PATTERN Cited by 1 source
Durability review¶
Pattern¶
A durability review is a structured gate applied to any code change that could affect a service's durability posture. The artifact is modeled after a security threat model (see concepts/threat-modeling):
- Summary of the change under review.
- Comprehensive list of threats — "what are all the things that might go wrong?"
- Resilience narrative — for each threat, how the change is resilient (or explicit acknowledgement that it isn't).
The author is encouraged to be "creatively critical of their own code."
Context¶
- Problem: Durability bugs at the bottom of a storage stack cause silent corruption. They're expensive both in data loss and in customer trust, and they're hard to catch late.
- Why not only code review? Standard code review looks at the delta against the local module. Durability issues often hide in the interactions between the change and the broader failure-model of the system — a threat not visible in a diff alone.
- Why not only testing? You can't test exhaustively against a real drive running at 120 IOPS (see concepts/hard-drive-physics).
Mechanism¶
The process does two things well (Warfield, 2025):
- It encourages authors and reviewers to really think critically about the risks we should be protecting against.
- It separates risk from countermeasures, and lets us have separate discussions about the two sides.
The separation is the less-obvious power: risks are enumerated once and carried forward across reviews, while countermeasures can be debated on their own merits (and sometimes replaced by a broader mechanism that kills many risks at once).
Preference for coarse-grained guardrails¶
When identifying protections, the preference is not to write one mitigation per threat, but to find guardrails — simple mechanisms that defeat whole classes of risks.
Rather than nitpicking through each risk and identifying individual mitigations, we like simple and broad strategies that protect against a lot of stuff.

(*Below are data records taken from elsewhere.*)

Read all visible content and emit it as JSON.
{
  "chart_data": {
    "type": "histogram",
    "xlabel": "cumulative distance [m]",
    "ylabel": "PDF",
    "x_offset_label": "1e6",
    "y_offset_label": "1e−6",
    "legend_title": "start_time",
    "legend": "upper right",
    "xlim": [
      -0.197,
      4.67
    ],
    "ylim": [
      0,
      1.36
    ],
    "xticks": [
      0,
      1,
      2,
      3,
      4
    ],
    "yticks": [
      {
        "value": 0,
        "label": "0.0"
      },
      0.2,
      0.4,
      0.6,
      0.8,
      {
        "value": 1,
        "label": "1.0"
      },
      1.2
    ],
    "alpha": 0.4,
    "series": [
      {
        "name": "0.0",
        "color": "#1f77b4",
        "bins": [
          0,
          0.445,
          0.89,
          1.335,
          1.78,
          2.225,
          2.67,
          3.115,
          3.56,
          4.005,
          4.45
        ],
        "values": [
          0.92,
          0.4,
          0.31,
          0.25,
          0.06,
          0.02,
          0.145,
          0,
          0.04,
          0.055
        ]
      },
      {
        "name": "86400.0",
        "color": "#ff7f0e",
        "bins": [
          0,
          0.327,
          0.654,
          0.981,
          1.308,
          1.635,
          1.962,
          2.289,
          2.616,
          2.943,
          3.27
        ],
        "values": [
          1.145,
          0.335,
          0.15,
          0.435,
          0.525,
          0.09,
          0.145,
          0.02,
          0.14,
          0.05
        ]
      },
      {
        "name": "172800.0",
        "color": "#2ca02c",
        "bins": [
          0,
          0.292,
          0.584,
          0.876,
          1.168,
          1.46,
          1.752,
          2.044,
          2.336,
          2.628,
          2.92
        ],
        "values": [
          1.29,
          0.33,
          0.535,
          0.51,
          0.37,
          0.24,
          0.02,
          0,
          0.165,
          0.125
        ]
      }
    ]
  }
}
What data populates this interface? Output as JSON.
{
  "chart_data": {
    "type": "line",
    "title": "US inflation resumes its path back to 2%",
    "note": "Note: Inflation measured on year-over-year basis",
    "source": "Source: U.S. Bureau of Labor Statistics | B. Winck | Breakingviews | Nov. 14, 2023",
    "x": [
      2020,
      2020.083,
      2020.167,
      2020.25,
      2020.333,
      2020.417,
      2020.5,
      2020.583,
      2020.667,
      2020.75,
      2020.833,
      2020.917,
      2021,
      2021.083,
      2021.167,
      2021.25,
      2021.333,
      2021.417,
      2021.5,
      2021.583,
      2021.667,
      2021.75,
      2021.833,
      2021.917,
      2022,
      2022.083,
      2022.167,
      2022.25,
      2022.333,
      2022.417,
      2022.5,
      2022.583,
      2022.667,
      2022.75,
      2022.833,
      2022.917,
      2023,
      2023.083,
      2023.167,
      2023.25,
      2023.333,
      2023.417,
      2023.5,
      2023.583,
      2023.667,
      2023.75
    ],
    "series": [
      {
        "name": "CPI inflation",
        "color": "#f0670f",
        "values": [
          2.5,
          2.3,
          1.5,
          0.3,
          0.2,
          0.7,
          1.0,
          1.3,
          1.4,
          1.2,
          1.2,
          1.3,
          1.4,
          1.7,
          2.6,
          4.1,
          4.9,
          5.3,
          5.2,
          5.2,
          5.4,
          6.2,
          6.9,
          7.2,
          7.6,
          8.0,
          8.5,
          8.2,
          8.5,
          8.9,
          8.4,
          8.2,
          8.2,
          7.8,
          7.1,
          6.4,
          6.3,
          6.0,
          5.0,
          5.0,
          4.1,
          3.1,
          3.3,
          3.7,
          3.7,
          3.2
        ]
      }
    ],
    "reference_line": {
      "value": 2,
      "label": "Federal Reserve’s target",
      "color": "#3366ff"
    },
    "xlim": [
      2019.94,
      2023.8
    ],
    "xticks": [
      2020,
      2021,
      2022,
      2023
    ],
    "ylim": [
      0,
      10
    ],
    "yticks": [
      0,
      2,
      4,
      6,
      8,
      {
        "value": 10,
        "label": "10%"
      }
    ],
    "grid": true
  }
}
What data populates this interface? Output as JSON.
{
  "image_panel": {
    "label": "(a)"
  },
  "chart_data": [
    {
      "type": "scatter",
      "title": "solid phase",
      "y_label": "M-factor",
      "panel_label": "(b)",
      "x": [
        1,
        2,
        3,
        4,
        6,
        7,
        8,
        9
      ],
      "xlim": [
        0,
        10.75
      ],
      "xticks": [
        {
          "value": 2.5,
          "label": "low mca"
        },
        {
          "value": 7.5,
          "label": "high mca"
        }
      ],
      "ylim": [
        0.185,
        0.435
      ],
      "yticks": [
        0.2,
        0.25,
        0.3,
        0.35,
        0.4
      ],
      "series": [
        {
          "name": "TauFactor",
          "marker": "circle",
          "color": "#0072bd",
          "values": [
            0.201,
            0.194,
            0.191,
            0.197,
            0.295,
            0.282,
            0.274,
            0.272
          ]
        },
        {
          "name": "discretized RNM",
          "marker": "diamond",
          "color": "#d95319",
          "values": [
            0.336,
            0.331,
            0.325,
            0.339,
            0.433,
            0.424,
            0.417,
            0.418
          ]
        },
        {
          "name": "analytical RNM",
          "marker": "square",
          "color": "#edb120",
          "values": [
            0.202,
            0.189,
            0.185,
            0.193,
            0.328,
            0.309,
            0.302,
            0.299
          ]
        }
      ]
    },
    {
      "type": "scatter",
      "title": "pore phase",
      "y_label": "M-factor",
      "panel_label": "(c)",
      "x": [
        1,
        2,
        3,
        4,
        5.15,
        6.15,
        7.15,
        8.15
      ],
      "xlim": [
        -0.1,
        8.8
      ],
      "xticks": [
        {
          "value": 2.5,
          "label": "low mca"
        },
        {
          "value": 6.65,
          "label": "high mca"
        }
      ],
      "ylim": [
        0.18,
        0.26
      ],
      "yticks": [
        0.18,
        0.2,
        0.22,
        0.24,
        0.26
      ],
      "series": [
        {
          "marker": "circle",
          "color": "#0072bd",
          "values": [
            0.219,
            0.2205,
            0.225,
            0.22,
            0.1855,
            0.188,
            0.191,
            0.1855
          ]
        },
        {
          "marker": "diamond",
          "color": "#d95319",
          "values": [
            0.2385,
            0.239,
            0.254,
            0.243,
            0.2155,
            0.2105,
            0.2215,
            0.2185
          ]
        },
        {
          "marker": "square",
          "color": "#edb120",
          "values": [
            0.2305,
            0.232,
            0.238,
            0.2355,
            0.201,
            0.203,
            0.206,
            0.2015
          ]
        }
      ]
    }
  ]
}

Canonical example: ShardStore's executable specification (see systems/shardstore, concepts/lightweight-formal-verification). Rather than list "disk corruption bug A, B, C…" and mitigate each, the team invested in one structural property — "production behavior must match specification behavior" — and built a verification pipeline to enforce it on every commit.
Pairs with¶
- patterns/executable-specification — the output of a durability review frequently looks like "build this guardrail," and an executable spec is a canonical guardrail.
- concepts/threat-modeling — the structural framework the review inherits.
- concepts/lightweight-formal-verification — the "industrialized verification" flavor of guardrail.
Organizational positioning¶
Durability reviews are called out as a human mechanism that sits alongside the statistical durability model:
It's a human mechanism that's not in the statistical 11 9s model, but it's every bit as important.
The 11 9s number comes from probabilistic durability math on hardware failure rates. Durability reviews are how you keep software changes from being the dominant source of data loss — something the hardware model cannot cover.
Seen in¶
- sources/2025-02-25-allthingsdistributed-building-and-operating-s3 — origin and description of the S3 durability-review process.